Não conheci meu pai. Minha mãe não falava dele, em nossa casa não havia nada que lembrasse ele. Os vizinhos e os parentes não diziam uma palavra sobre ele. Meu pai nos deixou quando eu era um bebê. "Fugiu com outra mulher".
Doente, minha mãe começou a falar do meu pai e da tal que fugiu com ele. No início, eram frases soltas, sem nexo. O tempo transformou as frases em pequenas estórias. Montando o quebra-cabeça criado pela mente enferma de minha mãe, eu soube do meu pai e da sua estória.
Um dia encontrei um vestido de renda nos guardados de mamãe. Um vestido já amarelado pelo tempo, cheirando a mofo e a naftalina. Um vestido tão velho quanto a foto escondida dentro dele... Uma foto também amarelada pelo tempo, também cheirando a mofo e a naftalina.
Um vestido e uma foto ... Era o que restou do meu pai ...
O vestido deveria ser branco no passado. A renda ainda exibia a delicadeza original, desfeita apenas em pequenos pontos na região do busto. Era um trabalho da mamãe ... Reconheci na hora!
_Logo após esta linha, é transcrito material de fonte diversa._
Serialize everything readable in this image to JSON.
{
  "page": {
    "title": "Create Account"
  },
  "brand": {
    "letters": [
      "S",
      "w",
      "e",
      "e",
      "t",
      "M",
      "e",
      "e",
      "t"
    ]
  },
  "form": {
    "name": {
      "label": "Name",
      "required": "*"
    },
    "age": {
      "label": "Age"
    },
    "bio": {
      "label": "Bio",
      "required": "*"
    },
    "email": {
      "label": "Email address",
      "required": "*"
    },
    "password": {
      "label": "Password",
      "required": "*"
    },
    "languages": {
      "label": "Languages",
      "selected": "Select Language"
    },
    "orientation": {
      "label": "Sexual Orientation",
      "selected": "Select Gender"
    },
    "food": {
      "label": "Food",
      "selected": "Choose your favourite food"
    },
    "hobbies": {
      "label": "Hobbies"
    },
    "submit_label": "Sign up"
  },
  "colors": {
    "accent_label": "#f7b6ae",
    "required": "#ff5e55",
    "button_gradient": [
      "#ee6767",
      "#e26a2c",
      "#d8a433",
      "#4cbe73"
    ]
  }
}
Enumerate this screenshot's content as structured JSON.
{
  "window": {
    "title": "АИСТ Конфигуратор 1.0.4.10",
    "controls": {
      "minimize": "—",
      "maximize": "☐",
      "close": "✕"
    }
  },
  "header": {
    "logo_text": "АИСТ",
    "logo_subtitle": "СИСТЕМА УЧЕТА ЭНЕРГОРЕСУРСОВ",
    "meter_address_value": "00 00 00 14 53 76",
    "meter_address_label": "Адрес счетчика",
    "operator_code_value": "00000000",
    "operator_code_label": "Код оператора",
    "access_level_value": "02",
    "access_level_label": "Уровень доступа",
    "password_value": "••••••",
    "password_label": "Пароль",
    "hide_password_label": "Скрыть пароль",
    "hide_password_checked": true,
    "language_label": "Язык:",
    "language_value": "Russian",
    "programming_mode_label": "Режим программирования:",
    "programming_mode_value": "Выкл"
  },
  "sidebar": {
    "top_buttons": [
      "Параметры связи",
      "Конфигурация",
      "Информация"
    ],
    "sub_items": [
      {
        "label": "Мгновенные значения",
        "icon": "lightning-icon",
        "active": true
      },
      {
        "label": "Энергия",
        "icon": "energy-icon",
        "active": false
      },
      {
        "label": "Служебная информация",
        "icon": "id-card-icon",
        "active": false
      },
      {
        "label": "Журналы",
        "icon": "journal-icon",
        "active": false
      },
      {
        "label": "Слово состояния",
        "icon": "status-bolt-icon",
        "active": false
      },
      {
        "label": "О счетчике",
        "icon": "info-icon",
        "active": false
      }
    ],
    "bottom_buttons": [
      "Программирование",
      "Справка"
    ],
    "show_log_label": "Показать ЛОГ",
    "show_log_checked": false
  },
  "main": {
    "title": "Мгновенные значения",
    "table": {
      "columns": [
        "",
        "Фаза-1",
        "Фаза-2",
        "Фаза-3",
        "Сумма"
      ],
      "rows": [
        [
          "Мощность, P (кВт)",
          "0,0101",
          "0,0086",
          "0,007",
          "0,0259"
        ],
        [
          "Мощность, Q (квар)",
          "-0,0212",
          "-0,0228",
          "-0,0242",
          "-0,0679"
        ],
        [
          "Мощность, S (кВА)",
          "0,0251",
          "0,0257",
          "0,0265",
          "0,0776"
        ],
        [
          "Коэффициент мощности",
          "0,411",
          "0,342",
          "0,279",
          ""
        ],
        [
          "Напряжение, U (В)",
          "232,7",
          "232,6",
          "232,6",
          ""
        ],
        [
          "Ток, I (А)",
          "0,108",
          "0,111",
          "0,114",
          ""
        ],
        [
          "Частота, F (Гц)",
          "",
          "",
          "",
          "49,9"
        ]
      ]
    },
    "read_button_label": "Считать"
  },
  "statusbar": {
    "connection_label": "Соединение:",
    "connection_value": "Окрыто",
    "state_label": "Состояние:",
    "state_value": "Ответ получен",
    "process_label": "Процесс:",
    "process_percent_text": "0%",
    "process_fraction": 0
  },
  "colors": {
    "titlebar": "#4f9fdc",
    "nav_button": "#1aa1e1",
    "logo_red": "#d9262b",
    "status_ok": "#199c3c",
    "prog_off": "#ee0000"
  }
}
E a foto ... A foto era do meu pai usando o vestido de renda, enquanto fazia pose abraçado em um homem vestido de pirata. Atrás dos dois, havia um enorme espelho quadrado.
O espelho refletia minha mãe fantasiada de criança, sentada em um sofá comigo ao colo. Sorrindo, ela me embalava em seus braços...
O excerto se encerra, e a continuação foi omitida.